Zwei gegenläufige Trends prägen die heutige Engagementlandschaft in Ostdeutschland: Auf der einen Seite klagen insbesondere die aus Westdeutschland übertragenen traditionellen Verbände und viele nach der Wiedervereinigung neu gegründeten Vereine über einen Rückgang des Ehrenamtes in ihren Organisationen. Auf der anderen Seite entstehen vielerorts neue Vereine, junge Initiativen und Einrichtungen zur Engagementförderung, die projekt-, themen- und anlassbezogen eine wachsende Zahl freiwillig Engagierter gewinnen.
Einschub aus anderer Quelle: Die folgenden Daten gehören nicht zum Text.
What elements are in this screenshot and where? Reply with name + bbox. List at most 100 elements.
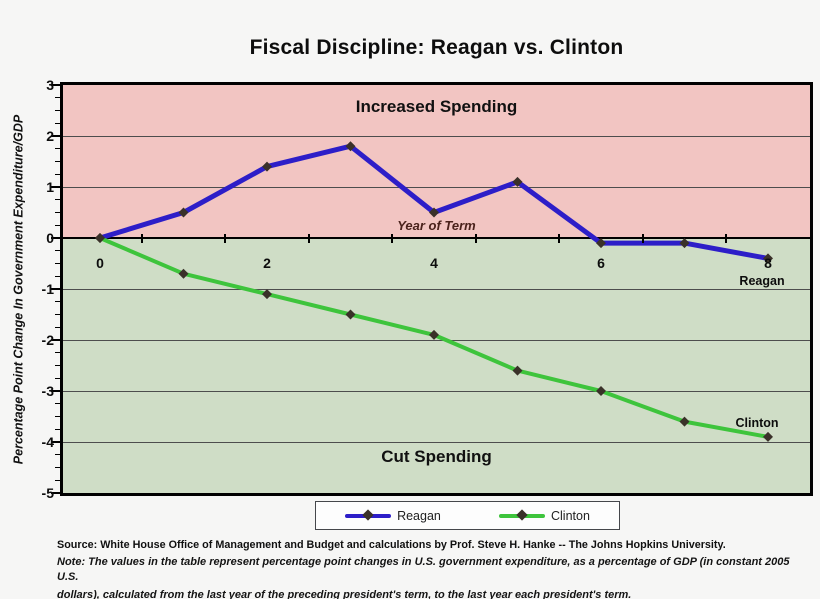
data-point-marker xyxy=(596,238,606,249)
y-tick-label: -2 xyxy=(41,332,54,348)
x-tick xyxy=(224,233,227,243)
y-minor-tick xyxy=(55,301,60,303)
y-tick-label: -5 xyxy=(41,485,54,501)
y-minor-tick xyxy=(55,263,60,264)
x-tick xyxy=(391,233,394,243)
x-axis-title: Year of Term xyxy=(397,218,476,233)
x-tick-label: 6 xyxy=(597,255,605,271)
legend-label: Clinton xyxy=(551,508,590,523)
data-point-marker xyxy=(429,207,439,218)
clinton-line-sample-icon xyxy=(499,509,545,521)
data-point-marker xyxy=(262,289,272,300)
x-tick-label: 4 xyxy=(430,255,438,271)
data-point-marker xyxy=(178,207,189,218)
y-major-tick xyxy=(51,237,60,239)
x-tick xyxy=(558,233,561,243)
y-major-tick xyxy=(51,135,60,137)
increased-spending-label: Increased Spending xyxy=(355,97,518,116)
y-minor-tick xyxy=(55,314,60,315)
gridline xyxy=(63,186,810,188)
y-minor-tick xyxy=(55,250,60,252)
y-minor-tick xyxy=(55,224,60,226)
footer: Source: White House Office of Management… xyxy=(57,539,807,599)
legend: Reagan Clinton xyxy=(315,501,620,530)
data-point-marker xyxy=(262,161,272,172)
gridline xyxy=(63,135,810,137)
clinton-series-label: Clinton xyxy=(735,416,779,430)
y-minor-tick xyxy=(55,148,60,150)
reagan-series-label: Reagan xyxy=(739,274,785,288)
data-point-marker xyxy=(429,329,439,340)
y-tick-label: -4 xyxy=(41,434,54,450)
plot-area: Increased Spending Cut Spending Year of … xyxy=(60,82,813,496)
gridline xyxy=(63,288,810,290)
data-point-marker xyxy=(345,141,356,152)
x-tick xyxy=(725,233,728,243)
data-point-marker xyxy=(345,309,356,320)
y-minor-tick xyxy=(55,479,60,481)
series-line-reagan xyxy=(97,143,771,261)
y-major-tick xyxy=(51,441,60,443)
reagan-line-sample-icon xyxy=(345,509,392,521)
data-point-marker xyxy=(95,233,105,243)
y-tick-label: 0 xyxy=(46,230,54,246)
gridline xyxy=(63,339,810,341)
y-major-tick xyxy=(51,288,60,290)
chart-title: Fiscal Discipline: Reagan vs. Clinton xyxy=(249,36,624,59)
y-minor-tick xyxy=(55,454,60,456)
gridline xyxy=(63,390,810,392)
y-tick-label: 1 xyxy=(46,179,54,195)
x-tick-label: 8 xyxy=(764,255,772,271)
data-point-marker xyxy=(512,365,523,376)
legend-label: Reagan xyxy=(397,508,441,523)
y-tick-label: -3 xyxy=(41,383,54,399)
y-minor-tick xyxy=(55,161,60,162)
y-minor-tick xyxy=(55,352,60,354)
note-text-line1: Note: The values in the table represent … xyxy=(57,556,790,583)
x-tick xyxy=(307,233,310,243)
y-major-tick xyxy=(51,84,60,86)
y-tick-label: 3 xyxy=(46,77,54,93)
y-minor-tick xyxy=(55,326,60,328)
y-major-tick xyxy=(51,339,60,341)
y-minor-tick xyxy=(55,428,60,430)
series-plot xyxy=(95,141,773,442)
y-minor-tick xyxy=(55,122,60,124)
y-minor-tick xyxy=(55,416,60,417)
y-tick-label: 2 xyxy=(46,128,54,144)
y-minor-tick xyxy=(55,110,60,111)
data-point-marker xyxy=(763,253,773,264)
legend-item-reagan: Reagan xyxy=(345,509,441,523)
y-minor-tick xyxy=(55,365,60,366)
data-point-marker xyxy=(679,238,690,249)
y-minor-tick xyxy=(55,403,60,405)
y-major-tick xyxy=(51,390,60,392)
cut-spending-label: Cut Spending xyxy=(381,447,492,466)
y-major-tick xyxy=(51,492,60,494)
y-major-tick xyxy=(51,186,60,188)
gridline xyxy=(63,441,810,443)
source-text: Source: White House Office of Management… xyxy=(57,539,726,551)
legend-item-clinton: Clinton xyxy=(499,509,590,523)
y-minor-tick xyxy=(55,173,60,175)
cut-spending-region xyxy=(63,238,810,493)
data-point-marker xyxy=(512,176,523,187)
y-minor-tick xyxy=(55,275,60,277)
y-minor-tick xyxy=(55,467,60,468)
y-minor-tick xyxy=(55,97,60,99)
data-point-marker xyxy=(763,431,773,442)
y-tick-label: -1 xyxy=(41,281,54,297)
x-tick-label: 2 xyxy=(263,255,271,271)
zero-axis-line xyxy=(63,237,810,239)
x-tick xyxy=(474,233,477,243)
y-minor-tick xyxy=(55,199,60,201)
y-minor-tick xyxy=(55,377,60,379)
x-tick xyxy=(140,233,143,243)
x-tick-label: 0 xyxy=(96,255,104,271)
note-text-line2: dollars), calculated from the last year … xyxy=(57,589,632,599)
data-point-marker xyxy=(596,386,606,396)
x-tick xyxy=(641,233,644,243)
data-point-marker xyxy=(679,416,690,427)
data-point-marker xyxy=(178,268,189,279)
Während die Engagementbereitschaft besonders in Krisenzeiten sehr hoch ist, finden viele Menschen in Ostdeutschland noch zu wenig Möglichkeiten, die vielfältigen gesellschaftlichen Herausforderungen durch ihr Engagement aktiv anzugehen. Hier zeigt sich, wie notwendig eine funktionierende Infrastruktur zur Engagementförderung ist. Die Stiftung Bürger für Bürger und die Deutsche Stiftung für Engagement und Ehrenamt haben diese Trends und Entwicklungen im Rahmen einer Studie analysiert. Olaf Ebert und Holger Krimmer stellen die wichtigsten Ergebnisse und Erkenntnisse der Studie vor.